Bref, il manque à la théologie scolastique un concept


analogique de la substance divine qui puisse rendre compte à
la fois de l’unique substance divine qui est identique avec son
être1, et des trois substances personnelles qui se distinguent
seulement selon les relations. En fait, fournir un tel concept
revient à élucider l’analogie de l’être selon laquelle à la fois
Dieu est (substance) comme tout étant créé est (substance),
et est (substance) comme aucun étant créé ne l’est. Je revien-
drai en conclusion sur la nécessité d’une telle élucidation
du concept de substance pour équilibrer celle du concept de
personne. Il n’appartient évidemment pas au présent essai de
l’entreprendre.
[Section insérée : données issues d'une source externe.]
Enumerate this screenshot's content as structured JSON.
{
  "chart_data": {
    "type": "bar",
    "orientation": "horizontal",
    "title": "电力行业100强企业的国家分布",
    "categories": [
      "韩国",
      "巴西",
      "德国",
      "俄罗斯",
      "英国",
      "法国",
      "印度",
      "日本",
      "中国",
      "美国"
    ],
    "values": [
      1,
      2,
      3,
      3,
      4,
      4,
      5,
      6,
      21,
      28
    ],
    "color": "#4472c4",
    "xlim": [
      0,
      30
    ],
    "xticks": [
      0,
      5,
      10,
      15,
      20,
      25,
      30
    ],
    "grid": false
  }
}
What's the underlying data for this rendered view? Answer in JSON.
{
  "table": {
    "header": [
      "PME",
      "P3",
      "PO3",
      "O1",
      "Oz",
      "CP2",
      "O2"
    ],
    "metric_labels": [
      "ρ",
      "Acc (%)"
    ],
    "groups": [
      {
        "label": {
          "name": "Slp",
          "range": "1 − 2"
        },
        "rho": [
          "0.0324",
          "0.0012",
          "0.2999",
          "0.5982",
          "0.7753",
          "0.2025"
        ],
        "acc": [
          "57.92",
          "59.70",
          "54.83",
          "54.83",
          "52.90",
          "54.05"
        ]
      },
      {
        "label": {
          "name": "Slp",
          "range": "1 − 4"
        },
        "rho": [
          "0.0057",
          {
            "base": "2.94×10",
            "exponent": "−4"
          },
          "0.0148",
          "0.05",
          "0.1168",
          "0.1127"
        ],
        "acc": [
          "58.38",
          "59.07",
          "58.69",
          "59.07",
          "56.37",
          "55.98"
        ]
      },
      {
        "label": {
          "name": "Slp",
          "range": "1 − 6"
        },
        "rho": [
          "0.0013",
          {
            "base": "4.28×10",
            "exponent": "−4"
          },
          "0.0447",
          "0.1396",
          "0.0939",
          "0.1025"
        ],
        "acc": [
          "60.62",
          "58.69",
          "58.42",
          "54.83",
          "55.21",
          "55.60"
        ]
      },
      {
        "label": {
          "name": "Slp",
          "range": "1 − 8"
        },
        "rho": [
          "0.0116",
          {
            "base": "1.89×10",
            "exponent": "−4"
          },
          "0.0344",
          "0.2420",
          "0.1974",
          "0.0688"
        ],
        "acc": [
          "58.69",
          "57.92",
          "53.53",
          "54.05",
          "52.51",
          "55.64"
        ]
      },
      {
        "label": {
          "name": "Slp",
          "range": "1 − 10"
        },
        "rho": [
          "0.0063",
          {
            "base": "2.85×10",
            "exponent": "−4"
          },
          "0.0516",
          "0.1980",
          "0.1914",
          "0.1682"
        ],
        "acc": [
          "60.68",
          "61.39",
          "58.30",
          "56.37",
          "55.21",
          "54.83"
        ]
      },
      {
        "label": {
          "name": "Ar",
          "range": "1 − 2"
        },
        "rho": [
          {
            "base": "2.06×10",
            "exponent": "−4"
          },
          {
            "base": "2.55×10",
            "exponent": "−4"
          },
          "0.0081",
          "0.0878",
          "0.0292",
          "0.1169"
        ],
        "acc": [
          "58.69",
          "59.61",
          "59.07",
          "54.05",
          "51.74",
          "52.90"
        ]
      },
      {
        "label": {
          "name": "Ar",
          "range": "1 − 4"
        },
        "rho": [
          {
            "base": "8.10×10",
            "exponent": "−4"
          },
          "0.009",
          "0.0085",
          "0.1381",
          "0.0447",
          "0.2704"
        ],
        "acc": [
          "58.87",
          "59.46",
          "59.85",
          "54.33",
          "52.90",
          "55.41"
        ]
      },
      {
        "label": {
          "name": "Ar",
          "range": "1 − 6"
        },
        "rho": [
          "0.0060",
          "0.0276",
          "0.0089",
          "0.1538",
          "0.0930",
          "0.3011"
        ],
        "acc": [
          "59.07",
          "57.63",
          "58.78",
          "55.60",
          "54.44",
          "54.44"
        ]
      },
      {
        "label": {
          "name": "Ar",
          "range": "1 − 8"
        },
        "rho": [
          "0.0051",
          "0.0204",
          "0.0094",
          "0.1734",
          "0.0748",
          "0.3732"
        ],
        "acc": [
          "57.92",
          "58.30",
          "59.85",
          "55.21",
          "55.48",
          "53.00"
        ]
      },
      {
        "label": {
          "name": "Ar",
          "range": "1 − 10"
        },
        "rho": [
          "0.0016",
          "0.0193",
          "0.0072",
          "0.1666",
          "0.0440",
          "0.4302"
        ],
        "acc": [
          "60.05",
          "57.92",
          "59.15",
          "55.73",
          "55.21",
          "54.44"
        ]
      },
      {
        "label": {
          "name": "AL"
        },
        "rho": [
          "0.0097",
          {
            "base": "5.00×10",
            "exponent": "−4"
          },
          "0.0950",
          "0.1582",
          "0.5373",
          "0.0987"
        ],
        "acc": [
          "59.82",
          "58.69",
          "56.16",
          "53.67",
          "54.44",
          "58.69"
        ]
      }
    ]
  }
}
J’aimerais néanmoins terminer ce chapitre par
une indication précieuse fournie par Balthasar.
Dans le monde créé, il existe une « tension » entre les
« deux pôles » de la singularité de l’individu et de l’unité
de l’espèce ou du genre, tension conflictuelle à cause
du péché, « équilibrée » lorsque l’individu accède au
rang surnaturel de personne, en un rapport qui devient le
« symbole réel de la vie divine trinitaire2 ».
En Dieu, l’unité de la substance n’est pas en tension
avec la singularité des personnes, car la substance n’est pas
un genre (substance seconde) dans lequel les personnes
devraient se ranger. Et la singularité des personnes n’est pas
en tension avec la substance, car les personnes ne sont pas
des individus (substance première) divisant la substance.
La détermination conceptuelle de la substance divine
devrait prendre pour fil conducteur cette indication d’une
corrélation parfaite entre la substance et les personnes,
entre l’être-en-soi et l’être-pour-et-par-l’autre.

« Dans le concept de “substance individuelle”, c’est-à-dire distincte,


incommunicable, il faut concevoir, en Dieu, la relation. »
1. Ibid., Ia, q. 3, a. 4.
2. H. U. von Balthasar, DD II/1, p. 363-364.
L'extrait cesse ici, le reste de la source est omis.